O mau governo, por exemplo. Deodoro da Fonseca era amigo do imperador. Proclamou a República com apoio dos conservadores e escravocratas. Traiu o amigo e agradou os que repudiavam o fim do regime de escravidão promovido pelo monarca. São aquelas articulações ardilosas bem descritas por José do Patrocínio, republicano e abolicionista: “Entre os republicanos, que adulavam os escravagistas para fazer proselitismo, e Isabel, a Redentora, ameaçada pela lei de 13 de Maio, eu não podia escolher o posto de combatente. Fiquei lealmente ao meu lado e disse e digo e repetirei sempre: prefiro um trono que liberte, a uma República que escraviza”. Corria o ano de 1896, e a República mostrava na prática o oposto do que tinha animado os abolicionistas. Rebobinemos um pouco mais a fita, porém: já em 1892, José do Patrocínio descrevia a República como uma falsa democracia. Aos cidadãos cabia o direito de conspirar com os detentores do poder, ou servir-se dele como fizeram os generais, aparelhando a constituição. De fato, em 1890, o código penal instituído por Deodoro da Fonseca punia vadios e capoeiristas, desconsiderando não apenas a tradição, mas especialmente a condição social de penúria dos ex-escravos. A lei republicana estava a serviço de uma concepção de organização social segundo a qual fora da escravidão só havia preguiça, farra e desordem. E não é que hoje há quem defenda a regulamentação da escravidão, por meio da desregulamentação das leis trabalhistas, e considere falta de esforço aquilo que na realidade é ausência de políticas de segurança social e de criação de empregos? Em que momento a nostalgia pela avidez escravagista apagou os princípios de ética dos Estados modernos e deixou tão despudorados os membros das classes econômicas que lucram com o subemprego, com a escravidão pura e simples e com a hipocrisia do bom tratamento? Quantas palavras tiveram que ser deslocadas do seu sentido e manipuladas por interpretações maliciosas para que a ideia de escravidão voltasse a embalar o sonho de muita gente que se considera contemporânea do século em que vivemos?

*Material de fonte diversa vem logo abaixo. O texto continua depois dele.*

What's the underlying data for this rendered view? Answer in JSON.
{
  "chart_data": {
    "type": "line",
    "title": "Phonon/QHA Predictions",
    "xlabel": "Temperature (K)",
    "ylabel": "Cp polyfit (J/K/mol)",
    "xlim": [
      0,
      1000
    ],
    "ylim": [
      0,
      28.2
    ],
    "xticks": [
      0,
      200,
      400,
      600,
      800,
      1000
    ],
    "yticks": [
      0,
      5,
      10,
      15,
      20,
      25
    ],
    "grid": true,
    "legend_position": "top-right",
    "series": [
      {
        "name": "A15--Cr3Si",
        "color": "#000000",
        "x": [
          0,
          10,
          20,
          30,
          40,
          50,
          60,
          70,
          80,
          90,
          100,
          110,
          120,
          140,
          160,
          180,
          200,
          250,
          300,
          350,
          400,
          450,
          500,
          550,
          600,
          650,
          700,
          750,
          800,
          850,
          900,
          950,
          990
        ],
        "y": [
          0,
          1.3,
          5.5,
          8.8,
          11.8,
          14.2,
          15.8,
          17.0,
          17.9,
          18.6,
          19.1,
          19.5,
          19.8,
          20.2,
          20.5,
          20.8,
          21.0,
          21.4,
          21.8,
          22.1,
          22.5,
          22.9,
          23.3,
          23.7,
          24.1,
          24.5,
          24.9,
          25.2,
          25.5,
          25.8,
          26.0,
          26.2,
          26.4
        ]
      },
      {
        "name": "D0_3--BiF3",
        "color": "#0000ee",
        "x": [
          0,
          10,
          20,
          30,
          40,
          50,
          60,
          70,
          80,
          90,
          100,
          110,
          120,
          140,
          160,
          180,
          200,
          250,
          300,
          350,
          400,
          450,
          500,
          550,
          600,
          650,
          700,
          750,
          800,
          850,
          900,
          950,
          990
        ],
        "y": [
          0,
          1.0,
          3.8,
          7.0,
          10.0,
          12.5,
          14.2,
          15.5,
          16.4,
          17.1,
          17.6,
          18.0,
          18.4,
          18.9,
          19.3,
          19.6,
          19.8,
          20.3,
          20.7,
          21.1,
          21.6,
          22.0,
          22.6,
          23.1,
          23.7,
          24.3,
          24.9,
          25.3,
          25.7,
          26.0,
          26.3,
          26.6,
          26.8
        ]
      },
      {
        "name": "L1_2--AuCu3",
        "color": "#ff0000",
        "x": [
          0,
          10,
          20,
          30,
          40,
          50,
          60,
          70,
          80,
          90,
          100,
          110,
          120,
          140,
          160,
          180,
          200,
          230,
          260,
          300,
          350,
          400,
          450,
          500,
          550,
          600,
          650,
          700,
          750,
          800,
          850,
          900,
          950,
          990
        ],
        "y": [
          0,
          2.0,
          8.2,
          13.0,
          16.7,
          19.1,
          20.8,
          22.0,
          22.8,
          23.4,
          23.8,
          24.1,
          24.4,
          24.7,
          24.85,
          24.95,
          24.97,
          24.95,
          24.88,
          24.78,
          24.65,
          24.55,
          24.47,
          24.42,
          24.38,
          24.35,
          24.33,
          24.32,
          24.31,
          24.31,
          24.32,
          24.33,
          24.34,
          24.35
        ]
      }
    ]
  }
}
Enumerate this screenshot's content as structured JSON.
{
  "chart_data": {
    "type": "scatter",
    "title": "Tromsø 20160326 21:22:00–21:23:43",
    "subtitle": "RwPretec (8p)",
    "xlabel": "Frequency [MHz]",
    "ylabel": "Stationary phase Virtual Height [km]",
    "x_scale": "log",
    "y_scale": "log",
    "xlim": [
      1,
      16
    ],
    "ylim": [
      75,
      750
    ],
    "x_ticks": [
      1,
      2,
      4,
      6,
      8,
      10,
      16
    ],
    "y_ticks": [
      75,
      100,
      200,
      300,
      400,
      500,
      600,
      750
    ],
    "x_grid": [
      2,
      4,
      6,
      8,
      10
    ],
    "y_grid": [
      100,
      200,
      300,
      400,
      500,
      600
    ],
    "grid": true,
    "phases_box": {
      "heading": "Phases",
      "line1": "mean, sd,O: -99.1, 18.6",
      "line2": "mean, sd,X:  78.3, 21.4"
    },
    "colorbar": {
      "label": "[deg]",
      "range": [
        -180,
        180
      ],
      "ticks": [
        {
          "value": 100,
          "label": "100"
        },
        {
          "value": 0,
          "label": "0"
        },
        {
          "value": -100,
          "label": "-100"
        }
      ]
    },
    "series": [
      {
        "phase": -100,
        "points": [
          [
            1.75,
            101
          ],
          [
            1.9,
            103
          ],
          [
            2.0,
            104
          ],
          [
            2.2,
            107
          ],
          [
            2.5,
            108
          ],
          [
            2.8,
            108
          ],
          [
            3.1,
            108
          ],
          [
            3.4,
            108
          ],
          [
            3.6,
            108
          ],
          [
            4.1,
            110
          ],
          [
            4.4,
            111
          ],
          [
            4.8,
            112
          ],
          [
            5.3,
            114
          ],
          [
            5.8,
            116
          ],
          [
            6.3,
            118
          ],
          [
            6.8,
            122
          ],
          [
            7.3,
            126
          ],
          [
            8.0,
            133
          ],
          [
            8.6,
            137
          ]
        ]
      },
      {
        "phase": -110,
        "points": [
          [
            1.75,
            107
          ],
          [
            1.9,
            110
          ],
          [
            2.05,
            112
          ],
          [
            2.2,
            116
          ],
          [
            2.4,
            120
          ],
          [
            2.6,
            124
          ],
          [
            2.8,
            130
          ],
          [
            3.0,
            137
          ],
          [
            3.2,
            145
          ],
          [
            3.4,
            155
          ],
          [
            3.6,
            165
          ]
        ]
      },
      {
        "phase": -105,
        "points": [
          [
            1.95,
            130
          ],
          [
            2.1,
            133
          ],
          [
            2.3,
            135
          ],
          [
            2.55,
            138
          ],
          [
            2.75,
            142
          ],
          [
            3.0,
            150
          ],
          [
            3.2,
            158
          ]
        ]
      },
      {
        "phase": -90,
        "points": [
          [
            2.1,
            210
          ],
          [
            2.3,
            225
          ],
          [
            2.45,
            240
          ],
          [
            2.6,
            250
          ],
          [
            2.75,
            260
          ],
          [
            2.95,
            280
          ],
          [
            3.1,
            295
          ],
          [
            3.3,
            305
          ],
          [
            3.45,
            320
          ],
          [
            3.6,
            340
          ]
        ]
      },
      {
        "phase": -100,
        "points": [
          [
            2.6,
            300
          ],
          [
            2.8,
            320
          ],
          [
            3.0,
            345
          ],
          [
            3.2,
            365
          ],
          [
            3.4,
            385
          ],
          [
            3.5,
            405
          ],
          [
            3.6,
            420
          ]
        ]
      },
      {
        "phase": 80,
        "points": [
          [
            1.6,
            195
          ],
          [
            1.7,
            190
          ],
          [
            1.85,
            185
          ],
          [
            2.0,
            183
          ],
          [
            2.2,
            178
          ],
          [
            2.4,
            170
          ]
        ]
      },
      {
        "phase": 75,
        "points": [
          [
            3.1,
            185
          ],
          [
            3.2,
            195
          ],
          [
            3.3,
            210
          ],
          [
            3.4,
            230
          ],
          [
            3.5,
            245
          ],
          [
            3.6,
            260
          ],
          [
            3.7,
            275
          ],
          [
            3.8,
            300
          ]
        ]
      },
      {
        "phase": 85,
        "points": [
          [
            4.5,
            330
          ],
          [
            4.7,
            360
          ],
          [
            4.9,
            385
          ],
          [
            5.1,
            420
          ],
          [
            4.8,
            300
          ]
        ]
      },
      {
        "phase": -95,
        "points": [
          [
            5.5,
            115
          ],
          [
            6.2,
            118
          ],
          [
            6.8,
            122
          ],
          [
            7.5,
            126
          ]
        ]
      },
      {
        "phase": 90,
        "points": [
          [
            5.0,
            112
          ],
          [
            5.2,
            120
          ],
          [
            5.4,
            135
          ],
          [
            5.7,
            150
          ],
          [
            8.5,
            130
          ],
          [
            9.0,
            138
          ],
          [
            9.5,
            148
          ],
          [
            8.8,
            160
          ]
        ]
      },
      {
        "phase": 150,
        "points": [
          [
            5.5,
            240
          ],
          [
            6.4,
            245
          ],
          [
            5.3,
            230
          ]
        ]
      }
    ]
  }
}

Andrea Doria, por exemplo. Era um transatlântico inafundável. Acabou como o Titanic. Talvez os garotos da Legião Urbana soubessem desde sempre que as certezas são ilusórias, que nunca teremos o mundo inteiro e que os livros só se abrem depois da leitura. Encurtar distâncias entre as palavras e o tempo, entre o desejo e a realidade: pode ser uma forma ativa de retrospectiva, que nutre a nossa experiência e nos dá subsídios para que o futuro não seja apenas mais uma palavra à mercê dos ventos.

Sobre o autor

Gislaine Marins

É doutora em Letras, professora, tradutora e mãe.